Ces pôles financiers devraient bénéficier d'assistants spécialisés, une innovation adoptée par le Parlement dans la dernière loi portant diverses dispositions d'ordre économique et financier. Des inspecteurs des impôts, du Trésor, de la concurrence ou de la douane viendront épauler les juges dans les dossiers complexes. Ils ne seront pas des acteurs de la procédure mais des collaborateurs des magistrats (par exemple leur rôle ne sera pas d'apprécier la sincérité d'un bilan mais d'aider le juge à en comprendre la structure). D'ici trois ans, soixante-quinze assistants de ce type devraient rejoindre les palais de justice. Les sites de Bastia, Marseille, Lyon, Fort-de-France et Bordeaux ont d'ores et déjà été retenus, même si les pôles seront de taille très variable.

La présence de ces assistants spécialisés auprès des magistrats en charge des juridictions commerciales représenterait un progrès considérable. Le parquet grâce à cet outil de contre-expertise pourrait enfin remplir pleinement sa mission de suivi des procédures collectives.

Loin d'être marginal et la survivance d'un droit obsolète, l'échevinage est un mode de justice commerciale très répandu dans de nombreux pays européens qui répond aux exigences d'une justice moderne, c'est-à-dire une justice à la fois spécialisée et professionnelle. Cette organisation juridictionnelle est préconisée par la plupart des spécialistes et praticiens que la commission a eu l'occasion d'entendre ou de rencontrer : magistrats, professeurs de droit, avocats, fonctionnaires...

Seuls certains juges consulaires ne sont pas acquis à cette solution.

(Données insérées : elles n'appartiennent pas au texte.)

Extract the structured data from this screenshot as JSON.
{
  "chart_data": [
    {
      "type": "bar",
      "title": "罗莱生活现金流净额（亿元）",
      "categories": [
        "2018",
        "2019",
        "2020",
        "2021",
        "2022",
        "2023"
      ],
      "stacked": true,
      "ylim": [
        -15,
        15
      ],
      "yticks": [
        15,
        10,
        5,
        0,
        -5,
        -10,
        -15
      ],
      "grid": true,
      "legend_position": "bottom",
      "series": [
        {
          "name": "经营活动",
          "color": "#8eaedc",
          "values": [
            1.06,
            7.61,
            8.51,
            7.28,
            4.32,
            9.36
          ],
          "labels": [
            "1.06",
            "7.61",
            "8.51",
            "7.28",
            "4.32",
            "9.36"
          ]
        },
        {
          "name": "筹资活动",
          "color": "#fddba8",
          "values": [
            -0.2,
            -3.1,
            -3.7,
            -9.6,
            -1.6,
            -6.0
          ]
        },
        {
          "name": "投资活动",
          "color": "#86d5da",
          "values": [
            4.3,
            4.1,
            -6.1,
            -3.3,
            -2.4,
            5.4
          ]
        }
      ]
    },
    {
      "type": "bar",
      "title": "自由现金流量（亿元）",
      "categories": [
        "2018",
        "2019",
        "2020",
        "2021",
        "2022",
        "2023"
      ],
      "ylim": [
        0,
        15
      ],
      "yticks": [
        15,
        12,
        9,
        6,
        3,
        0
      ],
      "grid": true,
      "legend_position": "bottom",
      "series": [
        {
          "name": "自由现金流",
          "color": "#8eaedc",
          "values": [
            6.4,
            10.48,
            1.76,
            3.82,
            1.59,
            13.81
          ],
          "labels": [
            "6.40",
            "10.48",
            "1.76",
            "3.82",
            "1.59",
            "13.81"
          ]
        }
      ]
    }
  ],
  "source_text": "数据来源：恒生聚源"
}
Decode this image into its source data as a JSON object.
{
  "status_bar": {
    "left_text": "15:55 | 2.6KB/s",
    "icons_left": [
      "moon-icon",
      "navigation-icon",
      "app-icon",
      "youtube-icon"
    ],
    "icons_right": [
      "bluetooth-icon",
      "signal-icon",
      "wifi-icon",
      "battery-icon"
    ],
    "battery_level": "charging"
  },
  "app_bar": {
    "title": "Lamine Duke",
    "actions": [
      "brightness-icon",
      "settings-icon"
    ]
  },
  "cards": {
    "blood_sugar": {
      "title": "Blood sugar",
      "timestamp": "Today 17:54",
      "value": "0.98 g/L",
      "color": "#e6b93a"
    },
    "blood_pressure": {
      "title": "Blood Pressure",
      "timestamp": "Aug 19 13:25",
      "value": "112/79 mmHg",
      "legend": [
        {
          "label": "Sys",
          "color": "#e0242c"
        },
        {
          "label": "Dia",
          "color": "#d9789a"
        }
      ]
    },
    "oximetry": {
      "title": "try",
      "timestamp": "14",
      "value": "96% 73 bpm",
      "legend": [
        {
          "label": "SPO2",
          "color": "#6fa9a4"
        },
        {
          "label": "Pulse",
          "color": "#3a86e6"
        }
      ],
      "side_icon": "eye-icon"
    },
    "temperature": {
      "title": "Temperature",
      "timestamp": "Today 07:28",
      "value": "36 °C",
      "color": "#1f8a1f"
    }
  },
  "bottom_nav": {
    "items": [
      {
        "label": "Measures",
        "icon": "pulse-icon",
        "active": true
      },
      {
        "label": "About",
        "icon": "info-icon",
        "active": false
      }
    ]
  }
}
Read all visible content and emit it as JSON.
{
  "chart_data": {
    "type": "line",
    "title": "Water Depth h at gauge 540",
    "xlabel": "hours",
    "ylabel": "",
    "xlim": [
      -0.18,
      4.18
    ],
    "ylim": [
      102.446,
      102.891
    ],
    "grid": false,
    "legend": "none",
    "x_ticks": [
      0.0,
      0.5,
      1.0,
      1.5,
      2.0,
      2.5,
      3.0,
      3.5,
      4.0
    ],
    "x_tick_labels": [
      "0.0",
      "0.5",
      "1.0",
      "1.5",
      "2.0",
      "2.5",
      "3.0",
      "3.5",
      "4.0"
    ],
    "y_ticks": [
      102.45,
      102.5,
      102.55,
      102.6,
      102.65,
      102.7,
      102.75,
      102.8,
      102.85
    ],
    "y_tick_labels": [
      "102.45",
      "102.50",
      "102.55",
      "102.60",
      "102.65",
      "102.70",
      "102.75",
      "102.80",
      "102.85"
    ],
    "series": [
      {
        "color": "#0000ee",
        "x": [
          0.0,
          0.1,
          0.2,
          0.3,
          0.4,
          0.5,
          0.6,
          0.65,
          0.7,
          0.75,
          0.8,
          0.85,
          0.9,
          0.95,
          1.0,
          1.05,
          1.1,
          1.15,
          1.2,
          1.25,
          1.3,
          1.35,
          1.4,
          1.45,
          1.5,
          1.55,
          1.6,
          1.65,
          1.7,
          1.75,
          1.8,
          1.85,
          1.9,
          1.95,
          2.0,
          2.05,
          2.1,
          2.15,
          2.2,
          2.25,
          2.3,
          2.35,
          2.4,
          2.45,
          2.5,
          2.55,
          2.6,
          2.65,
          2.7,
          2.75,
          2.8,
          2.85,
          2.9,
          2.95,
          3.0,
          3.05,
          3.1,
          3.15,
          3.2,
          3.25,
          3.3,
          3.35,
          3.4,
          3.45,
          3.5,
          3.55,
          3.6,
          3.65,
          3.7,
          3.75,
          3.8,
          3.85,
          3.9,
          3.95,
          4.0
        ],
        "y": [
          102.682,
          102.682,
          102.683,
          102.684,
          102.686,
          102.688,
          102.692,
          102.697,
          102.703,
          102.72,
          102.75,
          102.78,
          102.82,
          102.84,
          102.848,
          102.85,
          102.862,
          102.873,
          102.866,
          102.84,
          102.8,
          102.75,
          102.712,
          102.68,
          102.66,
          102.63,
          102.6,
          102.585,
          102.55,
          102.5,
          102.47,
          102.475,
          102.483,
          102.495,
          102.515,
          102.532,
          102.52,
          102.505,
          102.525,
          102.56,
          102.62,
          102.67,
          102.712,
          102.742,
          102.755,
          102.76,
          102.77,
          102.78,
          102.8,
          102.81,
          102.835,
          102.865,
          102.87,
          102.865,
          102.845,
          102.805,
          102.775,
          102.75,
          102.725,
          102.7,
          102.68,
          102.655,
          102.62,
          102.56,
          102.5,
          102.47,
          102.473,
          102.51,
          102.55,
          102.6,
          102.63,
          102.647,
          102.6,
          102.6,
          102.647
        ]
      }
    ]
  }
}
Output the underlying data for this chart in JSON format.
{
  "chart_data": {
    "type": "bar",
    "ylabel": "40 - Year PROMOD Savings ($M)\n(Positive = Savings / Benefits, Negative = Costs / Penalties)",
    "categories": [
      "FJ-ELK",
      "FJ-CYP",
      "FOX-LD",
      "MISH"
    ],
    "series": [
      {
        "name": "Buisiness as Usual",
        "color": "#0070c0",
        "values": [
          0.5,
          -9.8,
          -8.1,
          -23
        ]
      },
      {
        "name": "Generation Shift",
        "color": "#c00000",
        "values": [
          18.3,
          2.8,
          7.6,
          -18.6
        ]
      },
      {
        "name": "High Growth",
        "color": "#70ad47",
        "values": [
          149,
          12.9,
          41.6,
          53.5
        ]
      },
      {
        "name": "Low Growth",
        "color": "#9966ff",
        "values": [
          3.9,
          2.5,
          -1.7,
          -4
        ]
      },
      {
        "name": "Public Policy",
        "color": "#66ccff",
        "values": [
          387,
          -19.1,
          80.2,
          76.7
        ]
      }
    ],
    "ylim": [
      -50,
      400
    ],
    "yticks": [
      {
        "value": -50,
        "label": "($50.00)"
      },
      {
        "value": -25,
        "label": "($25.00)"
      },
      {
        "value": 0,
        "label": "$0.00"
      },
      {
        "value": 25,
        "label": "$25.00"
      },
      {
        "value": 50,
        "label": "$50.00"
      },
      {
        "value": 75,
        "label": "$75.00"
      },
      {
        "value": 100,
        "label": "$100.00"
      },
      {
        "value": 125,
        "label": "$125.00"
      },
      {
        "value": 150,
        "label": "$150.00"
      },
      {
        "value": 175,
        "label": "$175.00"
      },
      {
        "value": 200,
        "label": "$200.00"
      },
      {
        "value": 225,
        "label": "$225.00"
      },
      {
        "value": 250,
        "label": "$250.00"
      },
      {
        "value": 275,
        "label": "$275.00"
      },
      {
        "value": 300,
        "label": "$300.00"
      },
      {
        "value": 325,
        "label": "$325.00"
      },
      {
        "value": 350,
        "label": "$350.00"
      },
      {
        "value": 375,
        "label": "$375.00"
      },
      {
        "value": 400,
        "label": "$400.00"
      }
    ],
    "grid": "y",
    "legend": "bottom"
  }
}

B.- L'AUGMENTATION DU FINANCEMENT PUBLIC, NÉCESSAIRE MAIS RAISONNABLE

La commission a constaté à maintes reprises que la carence des financements publics (départements, puis État) était à la racine de bien des dysfonctionnements de l'institution consulaire (voir première partie, II.B.3 « Un budget introuvable »). Le transfert de charges de l'État vers la sphère privée pour assurer le fonctionnement de juridictions est profondément malsain. L'État doit assumer son rôle dans l'exercice des fonctions régaliennes. Il convient aussi de prendre en compte le coût - raisonnable - des réformes de fond de l'institution. La création d'un droit de placement pourrait contribuer à l'équilibre financier de la réforme.

1.- Pas d'assainissement possible sans crédits de fonctionnement décents

Les investigations de la Cour des comptes ont révélé des irrégularités et des facteurs de risques, mais n'ont pas mis au jour de détournements de fonds. La probité des juges consulaires n'est donc pas en cause à cet égard, mais bien un système de financement public qui organise le dénuement des juridictions, en sachant que des commanditaires privés suppléeront.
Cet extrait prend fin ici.